The country’s oil demand is expected to reach 10 million barrels a day in the next quarter of a century, marking the fastest growth in the world, the Paris-based agency said in a report released Tuesday. Last month the IEA forecast that India would consume almost 4 million barrels a day this year.
The use of coal, the mainstay of the country’s power generation, will also increase as cities add about 315 million people, it said in the report. India, home to a sixth of the world’s population, accounts for only 6 percent of global energy use at present; one in five Indians are yet to gain access to electricity.
Prime Minister Narendra Modi’s government has pledged to bridge that divide, promising to light up every household by 2019. The nation plans a record increase in coal production as it builds new cities and has embarked on an unprecedented $200 billion plan to generate renewable energy.
India’s expanding industrialization and resulting urbanization are also raising environmental concerns, with several of its cities reporting an alarming decline in air quality. Rapid growth in energy use may exacerbate the situation, the IEA said.
The nation has vowed to increase power-generation capacity from non-fossil fuels to 40 percent by 2030. The government will have to rely on solar and wind projects to meet its clean-energy goals given the slow progress in constructing large dams and nuclear plants, according to the agency.
A policy framework will be critical to meeting India’s energy demand, the IEA said, pointing to losses at local electricity distributors that hinder the growth of the power industry. A policy overhaul will help attract necessary investments of an estimated $2.8 trillion in energy supplies.

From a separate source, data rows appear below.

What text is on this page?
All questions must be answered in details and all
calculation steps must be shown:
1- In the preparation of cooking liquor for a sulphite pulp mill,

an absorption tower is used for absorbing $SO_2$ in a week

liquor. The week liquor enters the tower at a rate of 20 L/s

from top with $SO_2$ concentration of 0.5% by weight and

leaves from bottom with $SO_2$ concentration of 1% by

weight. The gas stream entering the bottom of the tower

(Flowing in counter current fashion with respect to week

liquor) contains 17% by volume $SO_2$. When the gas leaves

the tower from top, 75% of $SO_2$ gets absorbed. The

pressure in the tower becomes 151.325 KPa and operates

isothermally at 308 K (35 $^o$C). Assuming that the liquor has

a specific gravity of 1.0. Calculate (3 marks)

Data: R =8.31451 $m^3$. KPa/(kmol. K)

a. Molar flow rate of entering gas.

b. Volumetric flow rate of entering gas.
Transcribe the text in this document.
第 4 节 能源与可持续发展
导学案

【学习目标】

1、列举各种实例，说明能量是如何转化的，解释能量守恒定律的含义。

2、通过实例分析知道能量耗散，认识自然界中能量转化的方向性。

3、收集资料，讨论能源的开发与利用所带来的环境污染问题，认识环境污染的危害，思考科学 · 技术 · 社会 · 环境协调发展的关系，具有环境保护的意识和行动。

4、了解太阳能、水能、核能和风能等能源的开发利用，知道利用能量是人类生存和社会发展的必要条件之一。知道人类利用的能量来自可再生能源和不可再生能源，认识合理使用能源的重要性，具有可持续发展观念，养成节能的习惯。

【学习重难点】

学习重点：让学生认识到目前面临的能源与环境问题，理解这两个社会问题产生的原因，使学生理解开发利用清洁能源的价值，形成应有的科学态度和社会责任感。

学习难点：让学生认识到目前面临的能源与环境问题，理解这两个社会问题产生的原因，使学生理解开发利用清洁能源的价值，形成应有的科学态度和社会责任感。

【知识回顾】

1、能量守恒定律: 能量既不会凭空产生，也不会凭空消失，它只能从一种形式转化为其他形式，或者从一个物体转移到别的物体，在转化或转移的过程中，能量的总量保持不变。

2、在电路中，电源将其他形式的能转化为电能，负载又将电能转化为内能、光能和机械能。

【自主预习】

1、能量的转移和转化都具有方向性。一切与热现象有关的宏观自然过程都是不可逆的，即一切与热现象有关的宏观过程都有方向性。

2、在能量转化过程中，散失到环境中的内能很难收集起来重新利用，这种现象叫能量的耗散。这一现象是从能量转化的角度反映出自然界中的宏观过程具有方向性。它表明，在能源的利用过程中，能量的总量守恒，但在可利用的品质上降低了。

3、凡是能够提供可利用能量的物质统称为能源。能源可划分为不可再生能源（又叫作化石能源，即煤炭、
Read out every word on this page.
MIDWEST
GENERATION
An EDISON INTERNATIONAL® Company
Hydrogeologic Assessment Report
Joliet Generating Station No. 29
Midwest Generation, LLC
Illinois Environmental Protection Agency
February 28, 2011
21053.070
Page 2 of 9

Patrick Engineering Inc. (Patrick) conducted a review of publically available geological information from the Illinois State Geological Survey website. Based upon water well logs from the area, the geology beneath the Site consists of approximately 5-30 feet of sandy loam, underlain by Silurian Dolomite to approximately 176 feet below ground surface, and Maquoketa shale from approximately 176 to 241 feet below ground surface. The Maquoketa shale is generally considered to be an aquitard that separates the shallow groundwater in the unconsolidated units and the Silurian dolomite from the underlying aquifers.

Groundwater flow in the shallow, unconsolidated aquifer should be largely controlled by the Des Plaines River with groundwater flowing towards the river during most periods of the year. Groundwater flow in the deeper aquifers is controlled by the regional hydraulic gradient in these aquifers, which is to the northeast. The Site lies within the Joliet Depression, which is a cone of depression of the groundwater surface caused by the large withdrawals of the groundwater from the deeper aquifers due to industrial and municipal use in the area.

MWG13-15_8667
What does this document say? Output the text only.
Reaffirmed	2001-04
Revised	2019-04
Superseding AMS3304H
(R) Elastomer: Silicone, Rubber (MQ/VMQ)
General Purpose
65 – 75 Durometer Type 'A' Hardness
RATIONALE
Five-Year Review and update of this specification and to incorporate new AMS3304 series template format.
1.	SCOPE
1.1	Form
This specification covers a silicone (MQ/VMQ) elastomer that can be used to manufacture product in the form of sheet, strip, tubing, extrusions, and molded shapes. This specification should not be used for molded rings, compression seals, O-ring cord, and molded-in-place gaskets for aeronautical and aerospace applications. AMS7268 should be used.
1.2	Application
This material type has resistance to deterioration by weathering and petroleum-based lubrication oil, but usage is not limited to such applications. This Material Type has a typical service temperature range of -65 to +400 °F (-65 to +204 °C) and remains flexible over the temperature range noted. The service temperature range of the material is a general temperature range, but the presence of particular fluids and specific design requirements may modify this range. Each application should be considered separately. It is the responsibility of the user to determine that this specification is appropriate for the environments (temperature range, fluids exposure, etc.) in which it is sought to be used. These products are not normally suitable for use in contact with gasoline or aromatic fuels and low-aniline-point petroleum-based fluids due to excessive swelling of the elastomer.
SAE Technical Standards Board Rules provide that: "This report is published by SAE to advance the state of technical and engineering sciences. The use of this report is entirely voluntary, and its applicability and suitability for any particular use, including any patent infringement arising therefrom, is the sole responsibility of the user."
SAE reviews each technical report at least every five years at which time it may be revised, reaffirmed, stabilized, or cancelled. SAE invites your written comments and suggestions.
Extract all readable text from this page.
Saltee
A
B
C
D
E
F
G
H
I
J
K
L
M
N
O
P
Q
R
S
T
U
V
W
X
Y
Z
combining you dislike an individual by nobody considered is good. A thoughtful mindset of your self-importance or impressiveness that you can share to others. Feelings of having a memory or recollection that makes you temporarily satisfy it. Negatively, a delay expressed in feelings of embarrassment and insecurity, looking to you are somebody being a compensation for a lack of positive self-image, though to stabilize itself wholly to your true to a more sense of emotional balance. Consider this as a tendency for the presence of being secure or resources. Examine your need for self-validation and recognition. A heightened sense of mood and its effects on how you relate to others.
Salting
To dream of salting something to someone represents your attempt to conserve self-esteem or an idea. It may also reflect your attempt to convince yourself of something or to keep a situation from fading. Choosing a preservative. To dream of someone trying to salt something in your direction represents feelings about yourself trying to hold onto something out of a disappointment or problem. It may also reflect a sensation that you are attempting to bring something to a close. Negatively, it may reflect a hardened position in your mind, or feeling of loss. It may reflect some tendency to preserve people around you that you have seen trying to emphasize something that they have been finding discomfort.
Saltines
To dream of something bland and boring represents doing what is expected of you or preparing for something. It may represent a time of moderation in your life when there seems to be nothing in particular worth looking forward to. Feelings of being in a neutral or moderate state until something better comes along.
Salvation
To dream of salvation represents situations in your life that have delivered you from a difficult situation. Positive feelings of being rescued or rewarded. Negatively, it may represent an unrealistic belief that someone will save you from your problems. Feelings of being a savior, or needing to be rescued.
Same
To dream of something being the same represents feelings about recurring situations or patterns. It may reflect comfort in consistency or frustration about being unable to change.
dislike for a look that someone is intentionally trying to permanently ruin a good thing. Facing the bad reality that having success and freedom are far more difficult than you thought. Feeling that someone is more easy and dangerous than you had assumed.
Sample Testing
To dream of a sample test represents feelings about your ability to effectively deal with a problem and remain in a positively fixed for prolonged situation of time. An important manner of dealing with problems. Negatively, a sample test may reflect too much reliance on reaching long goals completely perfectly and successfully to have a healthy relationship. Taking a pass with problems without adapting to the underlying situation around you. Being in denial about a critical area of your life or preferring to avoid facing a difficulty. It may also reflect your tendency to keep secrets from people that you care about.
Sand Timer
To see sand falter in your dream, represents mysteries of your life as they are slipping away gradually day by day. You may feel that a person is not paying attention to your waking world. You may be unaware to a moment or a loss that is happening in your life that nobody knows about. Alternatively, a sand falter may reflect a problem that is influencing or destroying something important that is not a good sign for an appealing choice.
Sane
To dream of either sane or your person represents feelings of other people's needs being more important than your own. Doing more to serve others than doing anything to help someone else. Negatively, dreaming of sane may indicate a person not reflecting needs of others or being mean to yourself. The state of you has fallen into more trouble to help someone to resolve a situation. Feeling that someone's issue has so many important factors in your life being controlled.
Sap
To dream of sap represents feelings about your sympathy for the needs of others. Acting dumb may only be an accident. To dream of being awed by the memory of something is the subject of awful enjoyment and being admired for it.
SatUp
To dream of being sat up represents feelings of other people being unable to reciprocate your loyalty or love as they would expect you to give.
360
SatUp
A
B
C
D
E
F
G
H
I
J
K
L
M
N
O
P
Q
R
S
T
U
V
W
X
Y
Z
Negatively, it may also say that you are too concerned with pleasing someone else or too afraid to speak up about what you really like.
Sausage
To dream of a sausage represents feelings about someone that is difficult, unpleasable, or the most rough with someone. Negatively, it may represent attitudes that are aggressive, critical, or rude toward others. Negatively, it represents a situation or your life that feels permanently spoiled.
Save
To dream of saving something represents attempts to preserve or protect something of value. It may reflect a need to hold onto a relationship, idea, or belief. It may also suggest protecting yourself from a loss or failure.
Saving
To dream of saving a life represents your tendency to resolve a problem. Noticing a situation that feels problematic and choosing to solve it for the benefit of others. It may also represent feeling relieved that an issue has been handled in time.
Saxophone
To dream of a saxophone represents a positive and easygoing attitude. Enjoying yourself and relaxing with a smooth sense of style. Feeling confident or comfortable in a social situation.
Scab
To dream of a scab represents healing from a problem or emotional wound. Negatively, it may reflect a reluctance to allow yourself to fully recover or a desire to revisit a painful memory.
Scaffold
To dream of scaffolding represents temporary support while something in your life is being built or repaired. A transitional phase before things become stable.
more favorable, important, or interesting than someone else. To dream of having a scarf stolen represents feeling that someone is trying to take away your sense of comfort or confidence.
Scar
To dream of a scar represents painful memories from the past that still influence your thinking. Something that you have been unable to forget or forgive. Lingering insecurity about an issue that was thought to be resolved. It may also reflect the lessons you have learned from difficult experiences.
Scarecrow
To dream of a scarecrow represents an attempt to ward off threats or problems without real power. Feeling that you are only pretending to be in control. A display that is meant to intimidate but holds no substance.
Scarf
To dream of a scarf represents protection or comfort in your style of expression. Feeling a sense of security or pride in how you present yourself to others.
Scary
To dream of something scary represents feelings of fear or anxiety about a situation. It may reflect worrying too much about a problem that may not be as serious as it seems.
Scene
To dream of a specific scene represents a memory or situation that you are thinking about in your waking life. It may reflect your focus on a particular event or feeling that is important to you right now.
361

While India looks poised to have the fastest growth in energy demand, structural shifts in China’s economy will probably lead to an 85 percent reduction in energy use for every unit of growth there, according to the report. The East Asian nation, shifting to services from the fuel-hungry factories that fired growth over the past two decades, may nevertheless overtake the U.S. as the biggest user of oil by the 2030s, the IEA said.